Ackerman then asked Stanley if her breasts had gotten larger. Stanley responded, “I don't know.” Ackerman said, “I have a way of checking,” stood up behind Stanley as she was seated and grabbed her right breast. Stanley looked at Crosby and asked her, “Did you see what Bob just did to me?” Crosby responded by throwing her hands in the air and shaking her head. Crosby did not see Ackerman's hand contact Stanley's breast, but did view his hand moving away from her chest.

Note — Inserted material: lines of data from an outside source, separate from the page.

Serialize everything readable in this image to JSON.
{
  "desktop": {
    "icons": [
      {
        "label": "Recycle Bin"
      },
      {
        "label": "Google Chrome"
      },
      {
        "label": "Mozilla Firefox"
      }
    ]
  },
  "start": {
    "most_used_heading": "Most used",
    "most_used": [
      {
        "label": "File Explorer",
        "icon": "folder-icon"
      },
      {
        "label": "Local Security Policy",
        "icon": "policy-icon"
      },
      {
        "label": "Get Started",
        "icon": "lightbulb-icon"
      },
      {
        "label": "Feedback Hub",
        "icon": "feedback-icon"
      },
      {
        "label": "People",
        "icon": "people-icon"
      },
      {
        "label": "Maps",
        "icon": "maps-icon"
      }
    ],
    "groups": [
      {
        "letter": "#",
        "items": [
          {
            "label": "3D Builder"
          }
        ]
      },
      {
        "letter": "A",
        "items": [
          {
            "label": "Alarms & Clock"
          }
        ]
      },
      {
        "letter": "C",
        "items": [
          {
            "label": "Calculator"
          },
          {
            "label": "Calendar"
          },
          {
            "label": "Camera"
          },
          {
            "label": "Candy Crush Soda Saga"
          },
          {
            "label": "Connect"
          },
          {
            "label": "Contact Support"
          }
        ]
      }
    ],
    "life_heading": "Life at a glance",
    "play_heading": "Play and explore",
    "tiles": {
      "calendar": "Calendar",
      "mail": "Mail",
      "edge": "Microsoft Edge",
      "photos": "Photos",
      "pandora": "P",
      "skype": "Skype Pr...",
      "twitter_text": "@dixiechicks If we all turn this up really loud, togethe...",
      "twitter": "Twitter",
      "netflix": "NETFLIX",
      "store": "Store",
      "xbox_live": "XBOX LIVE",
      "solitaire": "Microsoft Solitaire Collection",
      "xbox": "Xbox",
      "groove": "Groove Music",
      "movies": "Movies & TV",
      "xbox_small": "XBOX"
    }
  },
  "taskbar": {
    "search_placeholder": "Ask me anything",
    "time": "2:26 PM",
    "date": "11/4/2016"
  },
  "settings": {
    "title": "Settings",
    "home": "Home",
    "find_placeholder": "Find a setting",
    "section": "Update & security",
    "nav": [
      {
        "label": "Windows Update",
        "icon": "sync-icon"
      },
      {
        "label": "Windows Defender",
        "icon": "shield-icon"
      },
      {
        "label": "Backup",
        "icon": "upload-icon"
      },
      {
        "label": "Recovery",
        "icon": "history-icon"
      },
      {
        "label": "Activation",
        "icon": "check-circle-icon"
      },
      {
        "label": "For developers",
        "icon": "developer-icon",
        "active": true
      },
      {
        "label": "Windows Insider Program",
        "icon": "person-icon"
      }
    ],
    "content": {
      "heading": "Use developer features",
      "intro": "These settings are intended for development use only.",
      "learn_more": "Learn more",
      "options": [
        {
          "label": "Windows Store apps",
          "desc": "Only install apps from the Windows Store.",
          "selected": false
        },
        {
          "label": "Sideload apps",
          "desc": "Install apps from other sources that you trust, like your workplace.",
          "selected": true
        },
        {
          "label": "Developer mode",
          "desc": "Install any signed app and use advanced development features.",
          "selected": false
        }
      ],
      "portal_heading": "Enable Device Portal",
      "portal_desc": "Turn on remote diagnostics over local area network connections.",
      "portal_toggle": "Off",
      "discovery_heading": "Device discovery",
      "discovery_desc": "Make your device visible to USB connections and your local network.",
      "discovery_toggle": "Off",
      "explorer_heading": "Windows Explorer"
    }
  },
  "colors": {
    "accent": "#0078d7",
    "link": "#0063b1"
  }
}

Ackerman immediately left the area and went to the doctor's office where Rodgers was working. Ackerman was in the doctor's office for a few seconds and then left the unit. After Ackerman left, Stanley went to the doctor's office and explained to Rodgers what had happened. Rodgers began obtaining information regarding the incident. Rodgers asked Stanley if she needed to go to the hospital, which she declined. Rodgers offered to contact third shift Police Officer David Rocco, or the administrator on call. Stanley declined as she wanted some time to think about what had transpired. Rodgers offered to walk Stanley to her car, which she declined.

[7 F.Supp.3d 736]

After reporting the incident to Rodgers, she talked to Grant, who allegedly “snickered” in response. Stanley's shift ended and she called her mother and sister on her way home from work to discuss the situation. Stanley recalls consulting the hospital's sexual harassment policy after the incident.

Stanley reported the incident at the beginning of her next shift at 11:00 p.m. on August 25 to Nursing Supervisor Mary Hampton. Prior to Stanley's report, Hampton testified she had never received any reports of any sexually inappropriate behavior from female employees about Ackerman. In response, Hampton contacted third shift Police Officer Kyle Hodge. Hodge testified he had never previously investigated Ackerman, had never received any reports of Ackerman engaging in inappropriate sexual behavior, had never heard Ackerman make any sexual comments, and no employee had approached him after the incident to complain of Ackerman engaging in similar behavior. Hodge's report reflects he received Hampton's call at 3:50 a.m. on August 26. Stanley provided a statement she prepared to Officer Hodge and Hampton, which Officer Hodge then transposed onto a statement form. Hodge interviewed Stanley at 4:45 a.m. on August 26. Officer Hodge obtained a statement from Hampton at 5:15 a.m. and a statement from Grant at 5:40 a.m.

Hampton reported the incident to Kathy Anthony when Anthony reported to work on August 26. Hodge turned his initial findings over to Chief Bingham. Hodge considered the incident to be a “big case,” and “had to be taken care of in a swift manner.”

After Stanley returned home...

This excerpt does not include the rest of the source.